If you do not wish for the co-owner to inherit your share of the property on your death then you can stipulate this in your Will but only if the property is owned as tenants in common.

What can be done?


If a close relative has died without leaving a valid Will, you can apply to be administrator of the estate. This is similar to being the executor of a Will. You can administer the disposal of the estate, but you will not be able to decide what happens to it.

If the surviving heirs wish to change the way the estate is divided up, they can do so by making a deed of family arrangement, or variation. This requires the consent of all relevant parties. For instance, if the estate is to be divided between the person’s children, all of these must be in agreement.

This could be used, for example, to assign specific assets to each of the heirs, rather than them having to be sold and the resulting money shared. Alternatively, it may have been accepted within the family that one particular sibling would receive the home, and this could be specified as that person’s share.

Also, if you are not included in the sharing of the assets but feel you deserve something, you could apply to court for financial help from the estate. This might apply, for instance, if you were living with the person as a partner without being married or in a civil partnership.

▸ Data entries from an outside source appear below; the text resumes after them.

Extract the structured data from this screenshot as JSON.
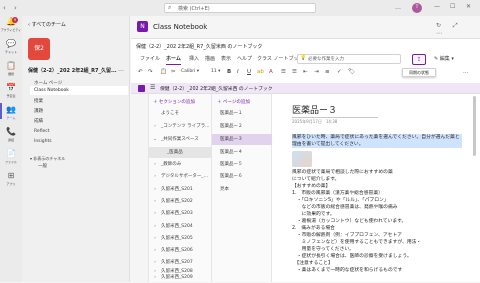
{
  "window": {
    "search_placeholder": "検索 (Ctrl+E)",
    "more": "…",
    "avatar_initial": "T",
    "min": "—",
    "max": "☐",
    "close": "✕"
  },
  "rail": {
    "notifications_badge": "9",
    "items": [
      {
        "label": "アクティビティ",
        "icon": "bell-icon",
        "glyph": "🔔"
      },
      {
        "label": "チャット",
        "icon": "chat-icon",
        "glyph": "💬"
      },
      {
        "label": "チーム",
        "icon": "teams-icon",
        "glyph": "👥"
      },
      {
        "label": "課題",
        "icon": "assignments-icon",
        "glyph": "📋"
      },
      {
        "label": "予定表",
        "icon": "calendar-icon",
        "glyph": "📅"
      },
      {
        "label": "通話",
        "icon": "phone-icon",
        "glyph": "📞"
      },
      {
        "label": "ファイル",
        "icon": "files-icon",
        "glyph": "📄"
      },
      {
        "label": "アプリ",
        "icon": "apps-icon",
        "glyph": "⊞"
      }
    ]
  },
  "team_pane": {
    "all_teams": "‹  すべてのチーム",
    "team_tile": "保2",
    "team_name": "保健（2-2）_202 2年2組_R7_久留...",
    "more": "…",
    "home_page": "ホーム ページ",
    "channels": [
      "Class Notebook",
      "授業",
      "課題",
      "成績",
      "Reflect",
      "Insights"
    ],
    "active_channel": "Class Notebook",
    "hidden_label": "▾ 非表示のチャネル",
    "hidden_item": "一般"
  },
  "app": {
    "icon_letter": "N",
    "title": "Class Notebook",
    "header_icons": "↻ ⤢ ⋯",
    "breadcrumb": "保健（2-2）_202 2年2組_R7_久留米西 のノートブック"
  },
  "ribbon": {
    "tabs": [
      "ファイル",
      "ホーム",
      "挿入",
      "描画",
      "表示",
      "ヘルプ",
      "クラス ノートブック"
    ],
    "active_tab": "ホーム",
    "search_placeholder": "必要な作業を入力",
    "share_glyph": "⇪",
    "edit_label": "✎ 編集 ▾",
    "tooltip": "同期の状態",
    "toolbar": [
      "↶",
      "↷",
      "📋",
      "✂",
      "Calibri ▾",
      "11 ▾",
      "B",
      "I",
      "U",
      "ab",
      "A",
      "☰",
      "☰",
      "⇤",
      "⇥",
      "≡",
      "✓",
      "🏷",
      "…"
    ]
  },
  "notebook": {
    "toggle": "☰",
    "title": "保健（2-2）_202 2年2組_久留米西 のノートブック",
    "add_section": "＋ セクションの追加",
    "add_page": "＋ ページの追加",
    "sections": [
      {
        "chev": "",
        "label": "ようこそ"
      },
      {
        "chev": "›",
        "label": "_コンテンツ ライブラ..."
      },
      {
        "chev": "⌄",
        "label": "_共同作業スペース"
      },
      {
        "chev": "",
        "label": "_医薬品"
      },
      {
        "chev": "›",
        "label": "_教師のみ"
      },
      {
        "chev": "›",
        "label": "デジタルサポーター_..."
      },
      {
        "chev": "›",
        "label": "久留米西_S201"
      },
      {
        "chev": "›",
        "label": "久留米西_S202"
      },
      {
        "chev": "›",
        "label": "久留米西_S203"
      },
      {
        "chev": "›",
        "label": "久留米西_S204"
      },
      {
        "chev": "›",
        "label": "久留米西_S205"
      },
      {
        "chev": "›",
        "label": "久留米西_S206"
      },
      {
        "chev": "›",
        "label": "久留米西_S207"
      },
      {
        "chev": "›",
        "label": "久留米西_S208"
      },
      {
        "chev": "›",
        "label": "久留米西_S209"
      }
    ],
    "active_section": "_医薬品",
    "pages": [
      "医薬品ー１",
      "医薬品ー２",
      "医薬品ー３",
      "医薬品ー４",
      "医薬品ー５",
      "医薬品ー６",
      "見本"
    ],
    "active_page": "医薬品ー３"
  },
  "page": {
    "title": "医薬品ー３",
    "date": "2025年9月17日　14:38",
    "selected_text": "風邪をひいた時、薬局で症状にあった薬を選んでください。自分が選んだ薬と理由を書いて提出してください。",
    "lines": [
      "風邪の症状で薬局で相談した際におすすめの薬",
      "について紹介します。",
      "【おすすめの薬】",
      "1.　市販の風邪薬（漢方薬や総合感冒薬）",
      "　・「ロキソニンS」や「ルル」、「パブロン」",
      "　　などの市販の総合感冒薬は、発熱や喉の痛み",
      "　　に効果的です。",
      "　・葛根湯（カッコントウ）なども使われています。",
      "2.　痛みがある場合",
      "　・市販の解熱剤（例：イブプロフェン、アセトア",
      "　　ミノフェンなど）を使用することもできますが、用法・",
      "　　用量を守ってください。",
      "　・症状が長引く場合は、医師の診察を受けましょう。",
      "　【注意すること】",
      "　・薬はあくまで一時的な症状を和らげるものです"
    ]
  }
}
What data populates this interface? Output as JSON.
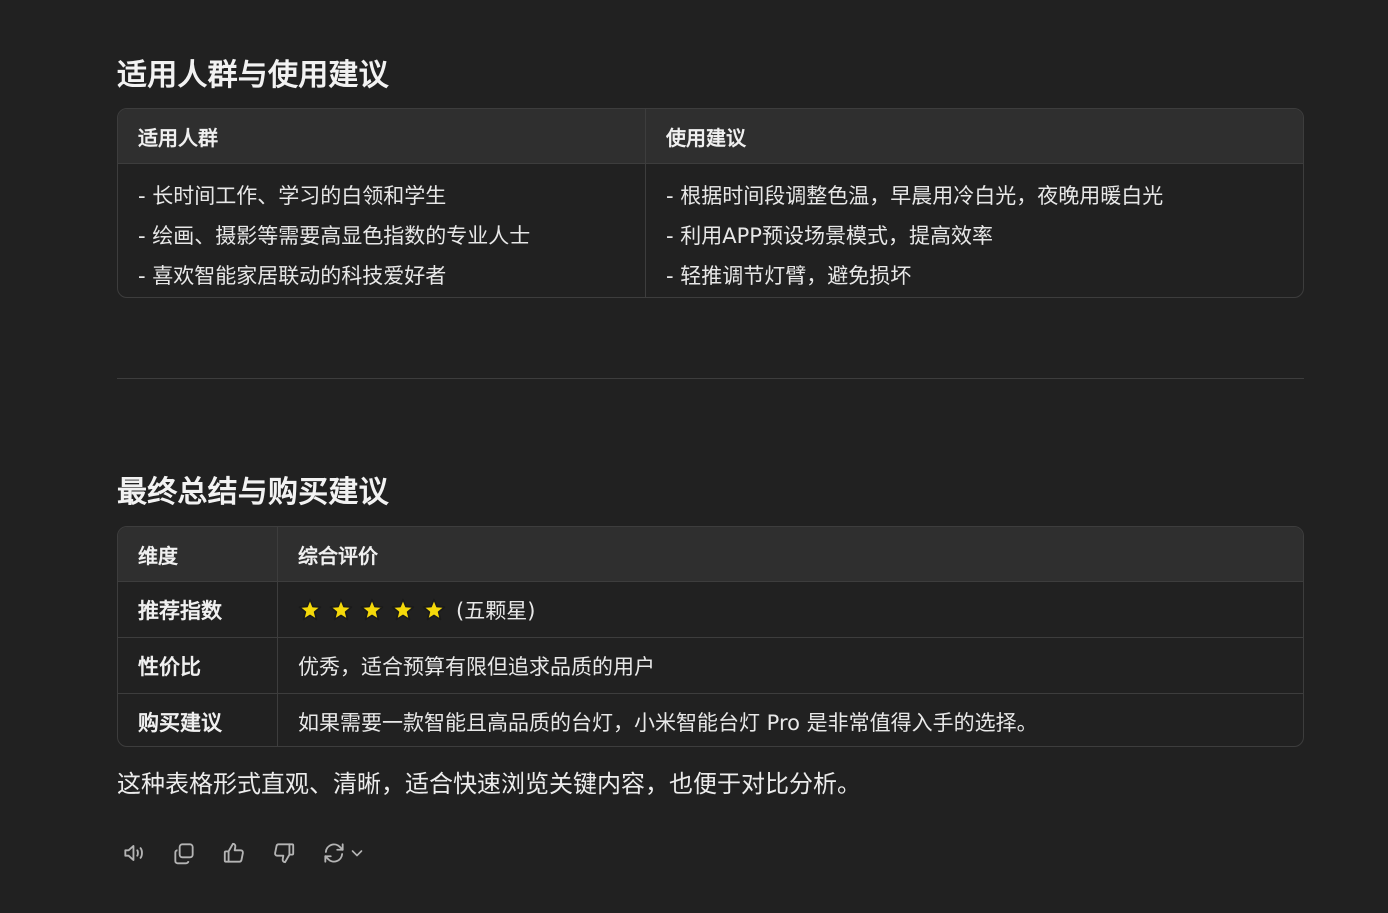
{
  "section1": {
    "title": "适用人群与使用建议",
    "table": {
      "headers": [
        "适用人群",
        "使用建议"
      ],
      "left_items": [
        "- 长时间工作、学习的白领和学生",
        "- 绘画、摄影等需要高显色指数的专业人士",
        "- 喜欢智能家居联动的科技爱好者"
      ],
      "right_items": [
        "- 根据时间段调整色温，早晨用冷白光，夜晚用暖白光",
        "- 利用APP预设场景模式，提高效率",
        "- 轻推调节灯臂，避免损坏"
      ]
    }
  },
  "section2": {
    "title": "最终总结与购买建议",
    "table": {
      "headers": [
        "维度",
        "综合评价"
      ],
      "rows": [
        {
          "label": "推荐指数",
          "value": "(五颗星)",
          "stars": 5
        },
        {
          "label": "性价比",
          "value": "优秀，适合预算有限但追求品质的用户"
        },
        {
          "label": "购买建议",
          "value": "如果需要一款智能且高品质的台灯，小米智能台灯 Pro 是非常值得入手的选择。"
        }
      ]
    }
  },
  "summary": "这种表格形式直观、清晰，适合快速浏览关键内容，也便于对比分析。",
  "actions": {
    "icons": [
      "speaker-icon",
      "copy-icon",
      "thumbs-up-icon",
      "thumbs-down-icon",
      "regenerate-icon",
      "chevron-down-icon"
    ]
  },
  "colors": {
    "background": "#212121",
    "header_bg": "#2f2f2f",
    "border": "#3d3d3d",
    "star": "#f5d90a"
  }
}
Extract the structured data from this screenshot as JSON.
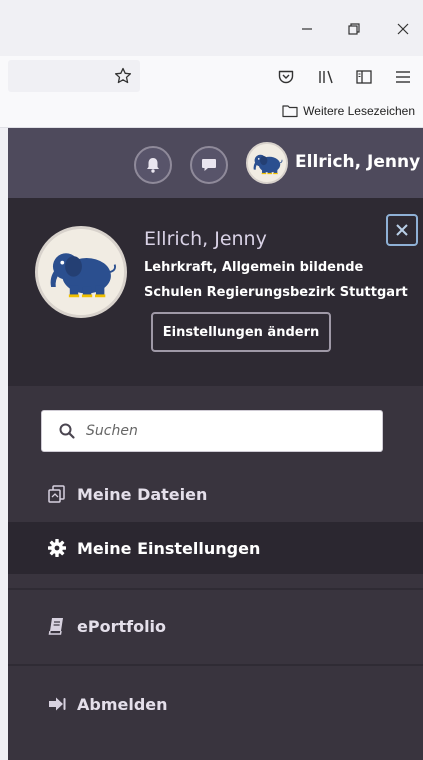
{
  "browser": {
    "bookmarks_folder_label": "Weitere Lesezeichen"
  },
  "header": {
    "user_name": "Ellrich, Jenny"
  },
  "profile": {
    "name": "Ellrich, Jenny",
    "role": "Lehrkraft, Allgemein bildende Schulen Regierungsbezirk Stuttgart",
    "settings_button_label": "Einstellungen ändern"
  },
  "search": {
    "placeholder": "Suchen"
  },
  "nav": {
    "items": [
      {
        "label": "Meine Dateien",
        "icon": "files-icon",
        "active": false
      },
      {
        "label": "Meine Einstellungen",
        "icon": "gear-icon",
        "active": true
      },
      {
        "label": "ePortfolio",
        "icon": "book-icon",
        "active": false
      },
      {
        "label": "Abmelden",
        "icon": "logout-icon",
        "active": false
      }
    ]
  },
  "colors": {
    "header_bg": "#4e4a5c",
    "panel_bg": "#39343e",
    "profile_bg": "#2e2a33",
    "close_accent": "#8fb1d6"
  }
}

Make a WillShould I leave a Will?


Your family will inherit your estate if you die ‘Intestate’, but it may not be divided up as you would want. If you would have wished an unmarried partner, in-laws, friends, carers or charities to receive bequests, this is not possible without a Will. And then there is the subject of children, and who you would like to look after them, as well as any special assets that you own.

The Intestacy rules provide a backstop for dealing fairly with an unfortunate situation, but they do not in any way compare with having a valid Will.